The narrator asks “Did [they] stop to think… the voice of freedom would be muted?” (line 13) as the men are dying. Cummings’ audience is asked to reflect upon the soldiers that gave up their right to free speech in order to fight. Patriotism might have had a negative influence on their decision. The poem concludes with line 14 where the narrator is drinking a water glass, as a way to wash his words away and focus on his action. Cummings is ironic in his use of sarcasm. He points out the voiceless patriots and their brainwashed patriots drown out the unpopular opinion. E. E. Cummings surveyed life from a unique point of view: he grew up in a wealthy household, went to Harvard and was an American citizen. However, he also served in the military and lived abroad in Paris. Cummings can better connect with his audience by assuming the role of a poor pauper and living at the same social level as a prince. Cummings, for example, uses the Modernist technique to write poems in a flow of consciousness. This creates a casual atmosphere that connects with his readers. Cummings, who was a war prisoner in World War I, uses this experience to express a dissatisfaction that many Americans feel with war.
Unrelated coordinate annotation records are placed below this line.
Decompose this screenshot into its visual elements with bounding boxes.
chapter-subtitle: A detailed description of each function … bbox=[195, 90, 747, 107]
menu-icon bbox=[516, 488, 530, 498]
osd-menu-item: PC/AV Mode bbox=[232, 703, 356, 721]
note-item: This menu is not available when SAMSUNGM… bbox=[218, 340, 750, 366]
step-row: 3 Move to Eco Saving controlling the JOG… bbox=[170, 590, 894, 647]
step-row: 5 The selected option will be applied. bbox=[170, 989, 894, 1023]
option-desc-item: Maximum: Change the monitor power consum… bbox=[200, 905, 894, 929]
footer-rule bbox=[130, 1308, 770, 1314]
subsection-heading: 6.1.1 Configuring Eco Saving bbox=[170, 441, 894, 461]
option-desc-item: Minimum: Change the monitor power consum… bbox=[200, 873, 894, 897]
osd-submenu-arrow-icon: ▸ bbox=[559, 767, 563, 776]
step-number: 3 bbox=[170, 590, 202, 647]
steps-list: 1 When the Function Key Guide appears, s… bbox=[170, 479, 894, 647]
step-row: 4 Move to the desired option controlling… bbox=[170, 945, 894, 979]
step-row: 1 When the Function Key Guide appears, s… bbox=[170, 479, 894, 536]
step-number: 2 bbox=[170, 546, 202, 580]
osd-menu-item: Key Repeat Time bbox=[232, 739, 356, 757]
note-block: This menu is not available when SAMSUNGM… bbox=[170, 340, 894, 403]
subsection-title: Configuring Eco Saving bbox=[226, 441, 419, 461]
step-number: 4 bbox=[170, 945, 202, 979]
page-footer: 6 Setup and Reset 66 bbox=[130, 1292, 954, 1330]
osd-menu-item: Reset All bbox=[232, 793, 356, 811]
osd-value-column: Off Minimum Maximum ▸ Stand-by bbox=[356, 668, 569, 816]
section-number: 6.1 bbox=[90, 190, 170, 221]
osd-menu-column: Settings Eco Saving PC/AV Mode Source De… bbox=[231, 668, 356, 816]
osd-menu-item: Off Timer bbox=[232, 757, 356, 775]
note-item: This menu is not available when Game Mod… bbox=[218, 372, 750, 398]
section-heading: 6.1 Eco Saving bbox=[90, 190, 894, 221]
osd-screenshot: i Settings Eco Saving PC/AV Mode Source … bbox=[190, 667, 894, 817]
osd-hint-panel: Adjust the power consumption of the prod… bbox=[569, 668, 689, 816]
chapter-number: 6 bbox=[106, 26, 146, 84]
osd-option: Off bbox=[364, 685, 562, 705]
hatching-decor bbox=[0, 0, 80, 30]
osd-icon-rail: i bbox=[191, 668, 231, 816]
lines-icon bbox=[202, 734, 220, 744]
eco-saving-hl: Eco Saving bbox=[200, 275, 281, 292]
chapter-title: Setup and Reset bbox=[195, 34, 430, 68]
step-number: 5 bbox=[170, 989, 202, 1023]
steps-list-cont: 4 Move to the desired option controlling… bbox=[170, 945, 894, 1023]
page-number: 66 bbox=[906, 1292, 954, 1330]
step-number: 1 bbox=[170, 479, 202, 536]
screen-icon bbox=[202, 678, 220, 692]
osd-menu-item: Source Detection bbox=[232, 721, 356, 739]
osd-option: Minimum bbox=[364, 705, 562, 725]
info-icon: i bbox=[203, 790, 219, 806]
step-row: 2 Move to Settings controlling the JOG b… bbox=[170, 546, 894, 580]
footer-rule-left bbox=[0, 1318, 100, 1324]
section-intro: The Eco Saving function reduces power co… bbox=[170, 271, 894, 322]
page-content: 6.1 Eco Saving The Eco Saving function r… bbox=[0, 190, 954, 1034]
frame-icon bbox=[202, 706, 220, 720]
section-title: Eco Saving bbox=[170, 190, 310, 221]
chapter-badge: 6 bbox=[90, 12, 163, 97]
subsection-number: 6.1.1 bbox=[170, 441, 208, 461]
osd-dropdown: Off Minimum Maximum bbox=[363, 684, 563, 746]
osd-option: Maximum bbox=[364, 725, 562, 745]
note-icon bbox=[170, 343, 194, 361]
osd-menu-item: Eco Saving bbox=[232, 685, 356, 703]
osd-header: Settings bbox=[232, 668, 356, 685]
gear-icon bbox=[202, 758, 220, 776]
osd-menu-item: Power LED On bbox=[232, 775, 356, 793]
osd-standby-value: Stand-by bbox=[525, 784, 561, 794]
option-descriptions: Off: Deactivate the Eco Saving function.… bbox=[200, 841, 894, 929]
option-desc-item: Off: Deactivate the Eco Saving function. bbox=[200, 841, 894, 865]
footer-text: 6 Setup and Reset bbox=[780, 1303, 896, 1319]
E. E. Cummings describes the Modernist period using his own experiences in a way that is timeless and readers can relate to. Cummings was caught up in the Modernist literature of the time, which was inspired by the death and destruction caused by the two world wars. Cummings used an unusual poetic style to reflect his worldview. He described it as always moving, without rhyme or purpose, and imitating real life (Norton 635) Cummings’ satirical, strange and humorous poems continue to delight his audience as they reveal Cummings’ frustrations over capitalism and the war. Cummings’s work is a great example for modern poets who want to use humor to bring light to the destructive times in American culture.